Dr Geoffroy Vanbiervliet and colleagues determined the diagnostic accuracy of C-reactive protein for alcoholic hepatitis in heavy drinkers.
A total of 101 heavy drinkers with elevated transaminase activity were included in the study.
The participants also had negative Hepatitis B surface antigen, anti-Hepatitis C and anti-human immunodeficiency virus (HIV) antibodies.
All patients underwent standard liver function tests, C-reactive protein determination, and liver biopsies.
|Pathological signs of alcoholic hepatitis were found in 30%|
|Scandanavian Journal of Gastroenterology|
The investigators reported that none of the patients had signs of infection or inflammatory disease, and none of them were taking antibiotics.
The severity of alcoholic hepatitis was assessed semi-quantitatively using a Metavir-derived scoring system.

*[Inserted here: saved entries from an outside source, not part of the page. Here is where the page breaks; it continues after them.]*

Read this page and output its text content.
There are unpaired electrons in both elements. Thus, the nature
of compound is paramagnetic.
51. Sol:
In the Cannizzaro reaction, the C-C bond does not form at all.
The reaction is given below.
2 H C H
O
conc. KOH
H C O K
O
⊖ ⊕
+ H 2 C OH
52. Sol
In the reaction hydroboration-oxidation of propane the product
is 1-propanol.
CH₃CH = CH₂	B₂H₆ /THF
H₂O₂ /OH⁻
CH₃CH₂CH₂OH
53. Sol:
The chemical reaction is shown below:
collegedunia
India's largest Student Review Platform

The receiver operating curve for C-reactive protein was constructed to assess different areas under the curve.
The investigators used the receiver operating curve, and the best threshold value for predicting alcoholic hepatitis.
Pathological signs of alcoholic hepatitis were found in 30%, and significant fibrosis 45% of patients.
The investigative team found that C-reactive patients increased significantly with the severity of acute alcoholic hepatitis.
Total bilirubin, and C-reactive protein were independent factors for predicting alcoholic hepatitis.
The team noted that area under the receiver operating curve curve of C-reactive protein was 0.8.
The sensitivity, specificity, positive, negative predictive value and diagnostic accuracy were 41%, 99%, 92%, 81% and 82%, respectively.
Dr Vanbiervliet's team concludes, “C-reactive protein is an accurate marker of alcoholic hepatitis.”